Japanese bathtub recipes to keep you warm this winter
TOKYO —As you may know, people in Japan are pretty serious about their baths. Not only have they developed an entire bathing culture, there is also a general belief that the contents of the bath can have strong physiological effects. This naturally includes the various different minerals that appear in hot springs, but also encompasses the bath salts, bubble bath, essential oils, fruits, vegetables, and whatever else goes in the bath at home.
Now that the colder weather is upon us, we thought we’d share some of the body-warming, circulation-improving bath add-ins popular in Japan.
Ginger is said to increase appetite, protect against colds, and be a mild sterilizer. Fans say that a ginger bath keeps them warmer longer than a regular one and that the strong aroma clears their head.
Recipe: Remove the skin from fresh ginger and cut off some thin slices. Put these slices in a tea bag or something similar. Add to a hot bath and let it sit for 10 minutes. Ginger can overstimulate sensitive skin, so it’s best to start with a small amount and add more later.
Kombu is a type of kelp commonly used in Japanese cooking for making stock. But it can also be used to give your bath some extra flavor. Kombu contains amino acids and minerals that are supposed to be good moisturizers and protection against winter-chapped skin. Says a fan, “You’ll feel like you are in a pot of soup!”
Recipe: Cut one sheet of dried kombu into 5cm strips and boil them in a pot of water for a few minute. Pluck out the kombu strips and add the water to your bath.
Yuzu is a smallish Asian citrus fruit, kind of like a cross between a lemon and a mandarin orange. They have a pleasant citrus aroma and are said to promote circulation and reduce sensitivity to cold, making them a very popular winter bath add-in.
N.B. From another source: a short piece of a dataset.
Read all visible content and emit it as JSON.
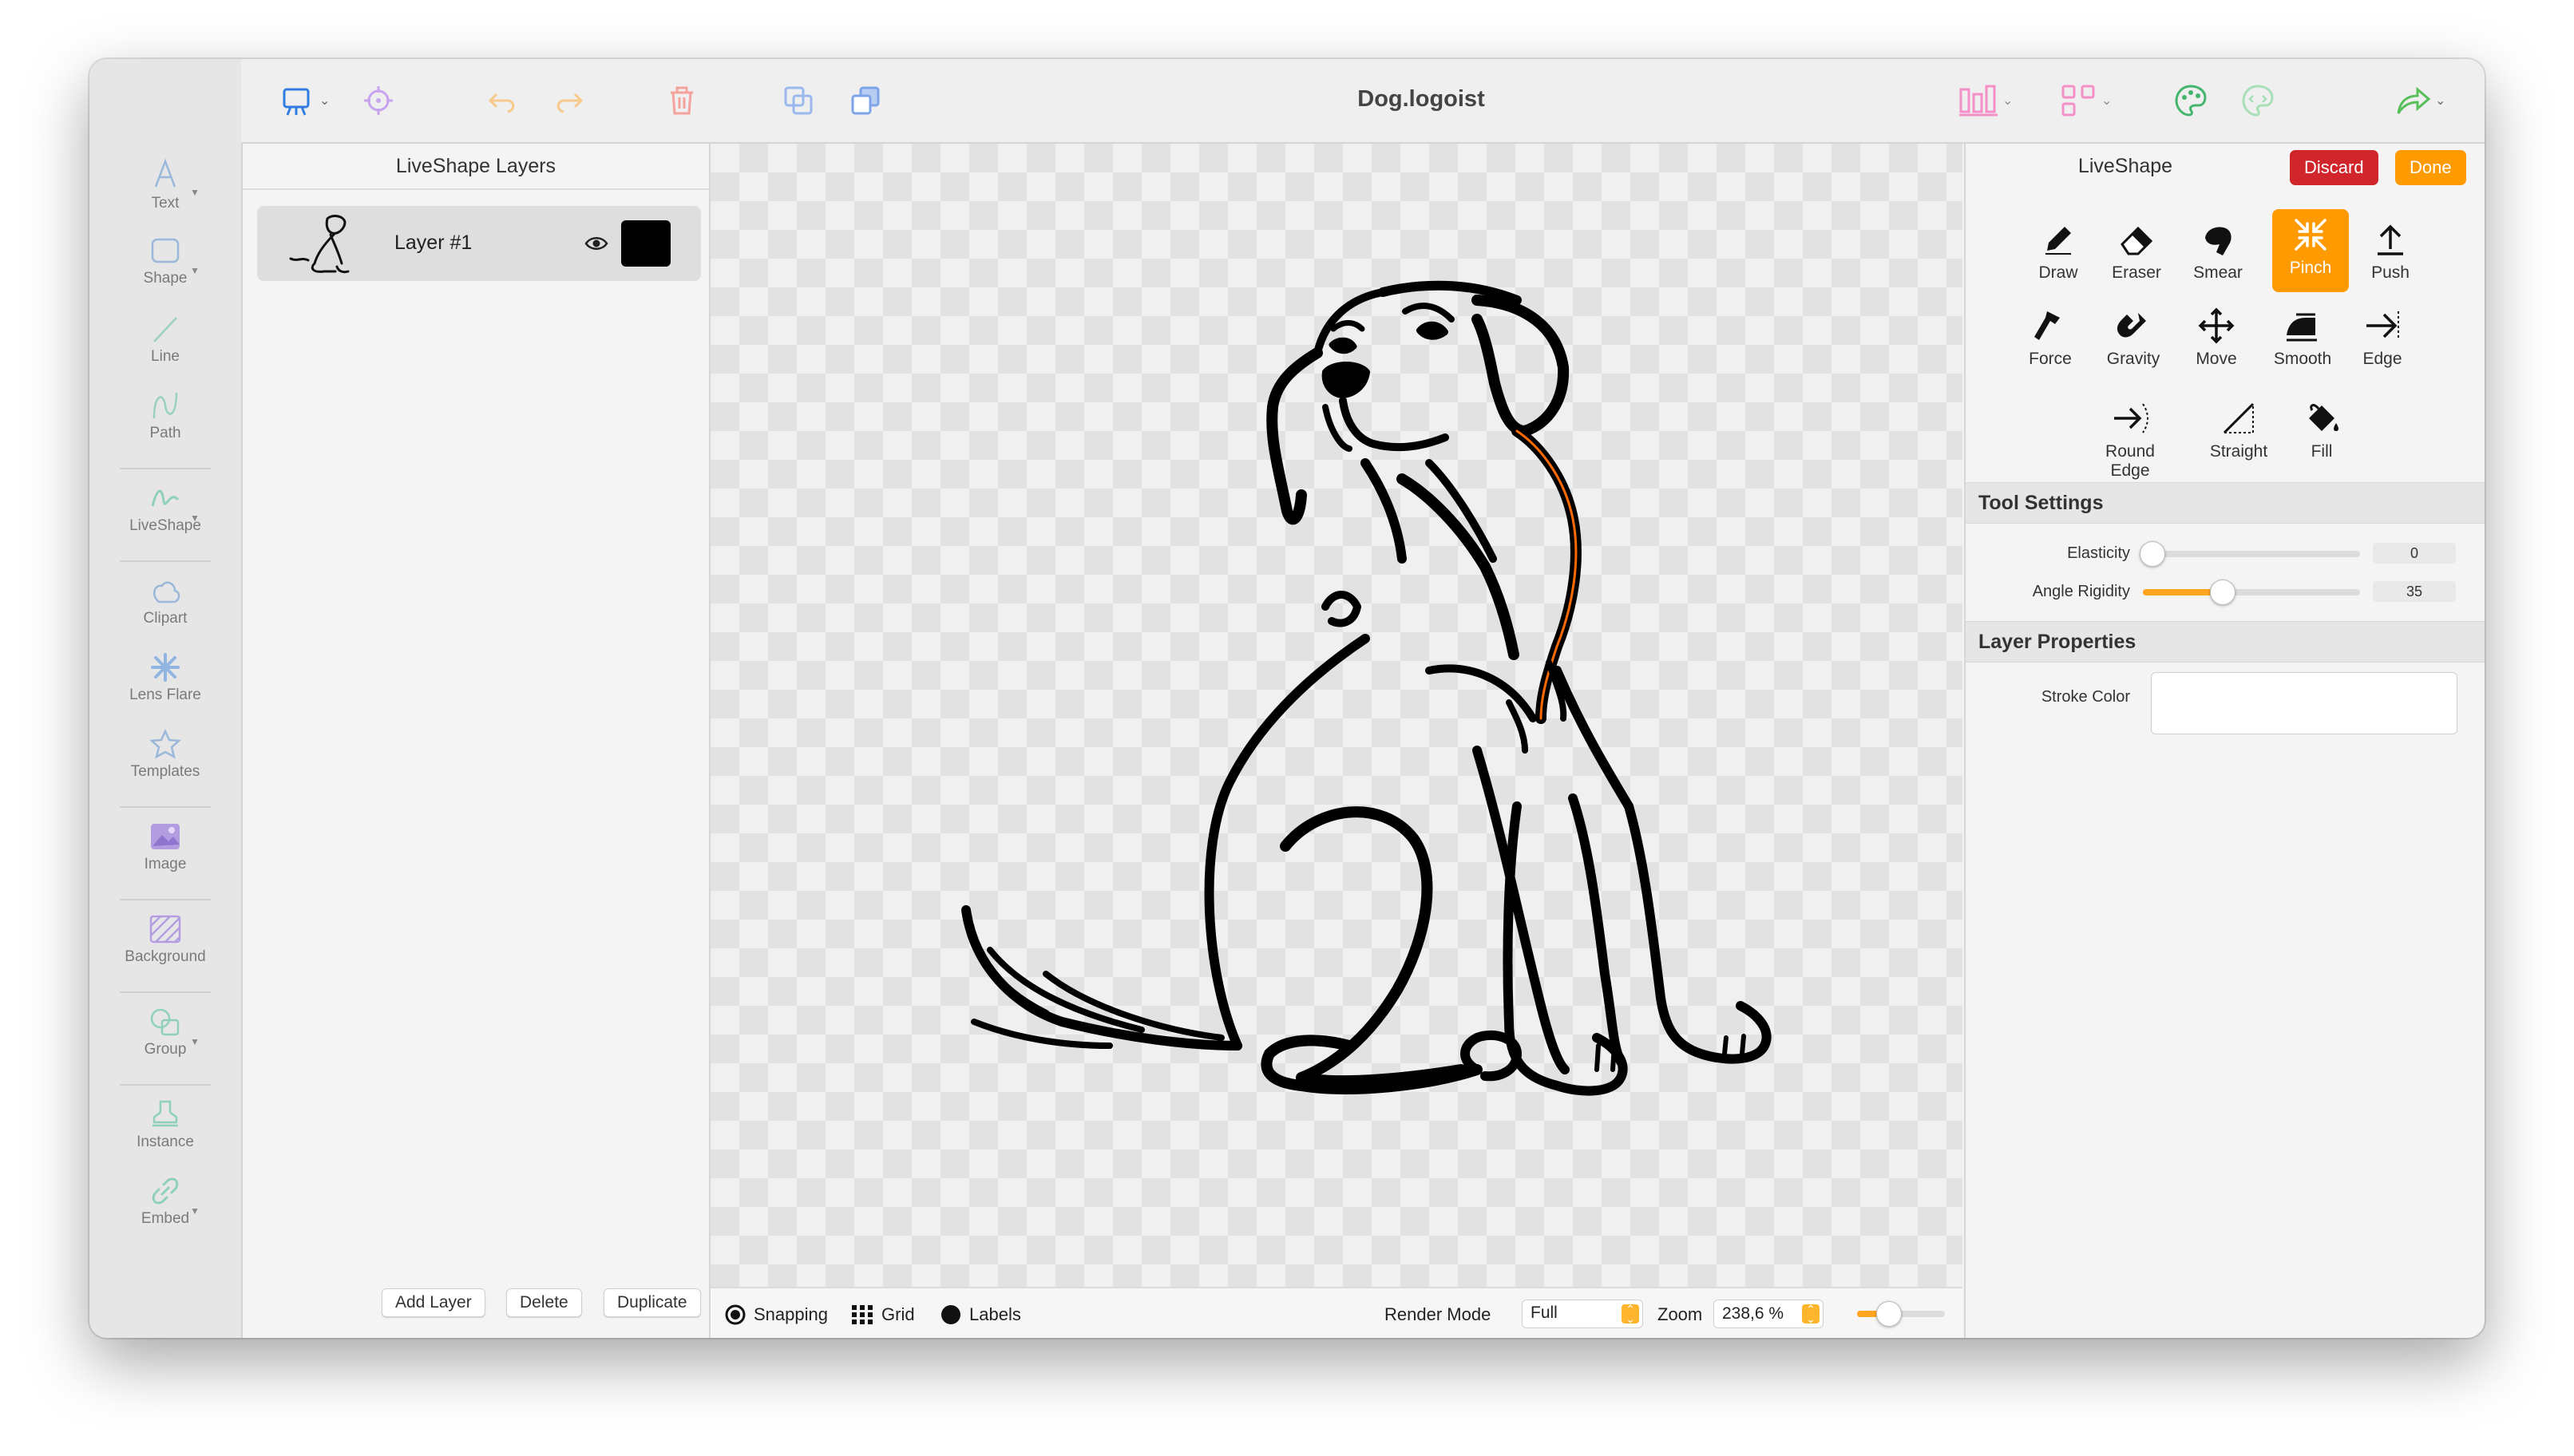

In fact, taking a yuzu bath on the winter solstice is a common tradition. The citric acid and vitamin C in the peel is also supposed to be good for your skin.
Recipe: This one’s easy. Just throw a few in the bath as is.
Also in the citrus family, we have the mikan orange. Not only are they delicious, they are said to prevent dangerous drops in body temperature. A bath raises your body temperature and adding mikan to the mix is said to keep that temperature up longer, allowing your temperature to slowly return to normal rather than dropping off sharply when you step from the bath into the cold air (traditionally, bathrooms are not heated in Japan).
Recipe: After eating your mikan, tear the peel into little strips for drying. You can do this by putting them outside in the sun for a week or by microwaving them on a paper towel for about two minutes. Tie up the peel from 3-5 mikans in a piece of cloth or handkerchief and add this to the bath.
You may not want to try this one if you are expecting anyone to cuddle with you afterwards, but garlic is supposed to be good for blood circulation, making it good for beating the chills. It’s also said to relieve nerve pain and be good for the skin.
Recipe: Put one bulb of peeled, raw garlic in a tea sac or similar bag and add to the bath. If the smell is too much for you, add a slice of lemon.
OK, this one might be less about the health benefits and more about promoting the annual release of Beaujolais Nouveau in Novemeber, but the Yunessun resort in Hakone holds a wine bath every year that is very popular among Japanese and quirky-Japanese-experience-seeking tourists. Supposedly, red wine is good for your skin and this recipe is easily recreated at home.
Recipe: Dump some red wine in your bath. Or drink it. That works too.